American University trustees are nearing completion of a probe into hundreds of thousands of dollars of questionable expenses by suspended President Benjamin Ladner and his wife, according to two sources with knowledge of the audit.
The school's 25-member governing Board of Trustees will meet within a few weeks to discuss the results and decide how to proceed with Ladner, who became president of the private university in Northwest Washington in 1994.
Ladner was placed on administrative leave Aug. 24, a few months after the board began reviewing the expenses of the president and his wife, Nancy Bullard Ladner, who is described on the university's Web site as a volunteer who represents the Ladner presidency.
Ladner's duties are being carried out by the acting president, Cornelius M. Kerwin, who had been provost.
The audit was prompted by an anonymous letter detailing what it said were questionable travel and entertainment expenses by the Ladners, according to sources close to the investigation who spoke on condition of anonymity to protect their role.

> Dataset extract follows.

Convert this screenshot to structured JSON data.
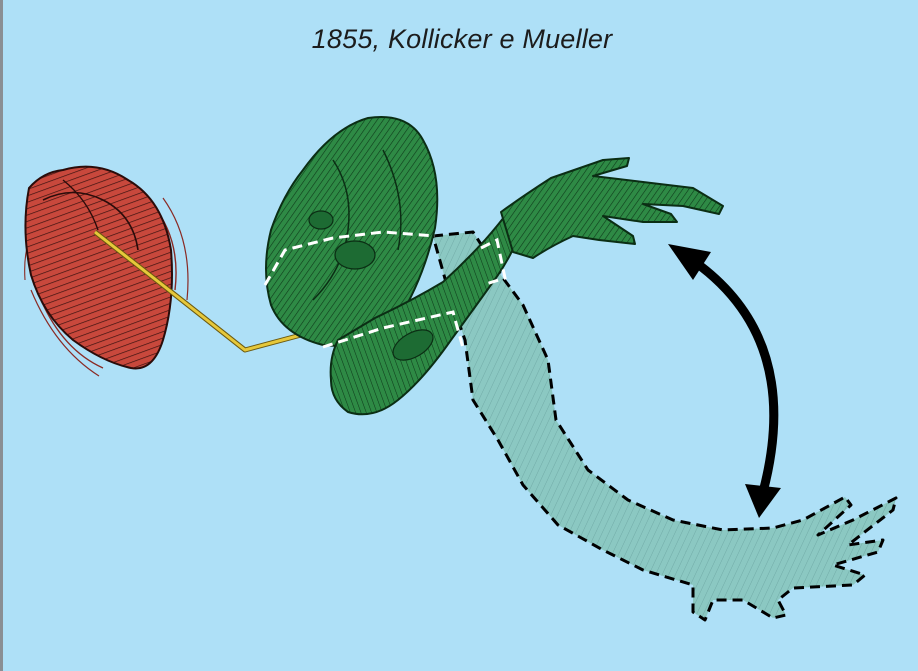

Ladner did not return repeated phone calls. His attorney, David Ogden, said that after reviewing the issues involved in the audit, "we are confident that it will result in a positive outcome for him."
Leslie E. Bains, the new chairman of the board under whom the investigation was launched, did not return numerous phone calls, and other trustees would not publicly discuss the probe.

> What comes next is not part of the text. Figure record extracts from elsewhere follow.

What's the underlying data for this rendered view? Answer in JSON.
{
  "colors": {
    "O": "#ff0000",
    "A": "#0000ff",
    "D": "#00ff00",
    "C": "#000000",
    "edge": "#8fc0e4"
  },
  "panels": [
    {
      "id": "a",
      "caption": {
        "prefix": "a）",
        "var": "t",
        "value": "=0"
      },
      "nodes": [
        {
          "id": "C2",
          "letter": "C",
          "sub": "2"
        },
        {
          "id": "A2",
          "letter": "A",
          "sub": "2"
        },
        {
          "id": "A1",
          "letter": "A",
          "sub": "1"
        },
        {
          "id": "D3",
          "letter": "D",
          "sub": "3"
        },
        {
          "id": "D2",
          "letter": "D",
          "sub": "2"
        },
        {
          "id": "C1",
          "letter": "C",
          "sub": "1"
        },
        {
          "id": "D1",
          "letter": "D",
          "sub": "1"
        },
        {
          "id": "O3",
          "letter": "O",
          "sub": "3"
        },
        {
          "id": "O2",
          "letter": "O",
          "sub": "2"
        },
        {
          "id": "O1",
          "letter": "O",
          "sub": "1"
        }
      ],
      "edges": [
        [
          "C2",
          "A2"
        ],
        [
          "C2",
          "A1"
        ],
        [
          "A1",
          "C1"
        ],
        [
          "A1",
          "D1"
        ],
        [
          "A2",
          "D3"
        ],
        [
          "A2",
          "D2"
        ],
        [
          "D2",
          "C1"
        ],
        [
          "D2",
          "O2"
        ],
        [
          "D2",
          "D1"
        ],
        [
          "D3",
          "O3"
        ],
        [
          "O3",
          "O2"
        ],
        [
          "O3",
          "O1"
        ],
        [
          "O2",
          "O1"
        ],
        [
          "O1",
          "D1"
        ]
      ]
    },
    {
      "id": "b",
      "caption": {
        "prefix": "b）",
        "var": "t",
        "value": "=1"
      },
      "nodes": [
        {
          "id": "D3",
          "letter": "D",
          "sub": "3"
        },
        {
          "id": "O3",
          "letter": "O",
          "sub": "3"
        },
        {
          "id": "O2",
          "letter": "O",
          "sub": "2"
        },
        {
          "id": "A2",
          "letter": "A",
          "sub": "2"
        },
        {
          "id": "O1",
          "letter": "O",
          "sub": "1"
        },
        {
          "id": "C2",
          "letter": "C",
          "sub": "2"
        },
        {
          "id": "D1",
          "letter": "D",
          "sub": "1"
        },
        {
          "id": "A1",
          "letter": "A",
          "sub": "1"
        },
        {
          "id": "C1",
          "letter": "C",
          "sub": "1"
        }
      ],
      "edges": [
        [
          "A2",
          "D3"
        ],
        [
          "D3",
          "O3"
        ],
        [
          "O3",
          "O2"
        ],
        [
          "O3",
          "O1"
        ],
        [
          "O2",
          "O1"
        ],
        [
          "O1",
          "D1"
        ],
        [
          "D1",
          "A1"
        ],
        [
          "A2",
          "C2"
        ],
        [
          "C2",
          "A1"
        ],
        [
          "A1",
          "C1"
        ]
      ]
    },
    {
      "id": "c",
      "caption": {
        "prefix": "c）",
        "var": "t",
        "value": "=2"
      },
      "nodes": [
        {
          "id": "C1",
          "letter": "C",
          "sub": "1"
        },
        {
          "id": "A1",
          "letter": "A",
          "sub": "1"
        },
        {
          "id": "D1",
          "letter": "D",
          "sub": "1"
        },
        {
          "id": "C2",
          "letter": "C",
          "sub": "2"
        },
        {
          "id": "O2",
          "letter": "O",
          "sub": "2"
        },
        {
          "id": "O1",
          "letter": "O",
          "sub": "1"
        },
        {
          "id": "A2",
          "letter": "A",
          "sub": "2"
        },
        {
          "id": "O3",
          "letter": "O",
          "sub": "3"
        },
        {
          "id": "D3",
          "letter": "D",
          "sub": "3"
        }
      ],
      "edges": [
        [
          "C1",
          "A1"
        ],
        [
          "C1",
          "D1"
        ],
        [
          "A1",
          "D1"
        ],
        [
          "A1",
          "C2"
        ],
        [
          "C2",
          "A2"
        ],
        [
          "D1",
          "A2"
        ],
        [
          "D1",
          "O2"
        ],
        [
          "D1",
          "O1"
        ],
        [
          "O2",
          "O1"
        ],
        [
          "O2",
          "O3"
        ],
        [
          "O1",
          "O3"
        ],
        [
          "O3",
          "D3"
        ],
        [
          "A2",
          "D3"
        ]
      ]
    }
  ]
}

A third source familiar with the investigation said that trustees were reviewing $300,000 to $400,000 in expenses over several years but that the total could be higher. Included was the use of a university car for personal reasons, the source said.
Reginald Green, one of Ladner's former chauffeurs, said the Ladners often used the university car for personal reasons, including requiring him to take in and pick up their laundry and the work shirts of their chef. Ladner hired the chef early in his tenure, raising eyebrows at the time about his spending.
Ladner's base salary last year was $633,000, according to Internal Revenue Service records.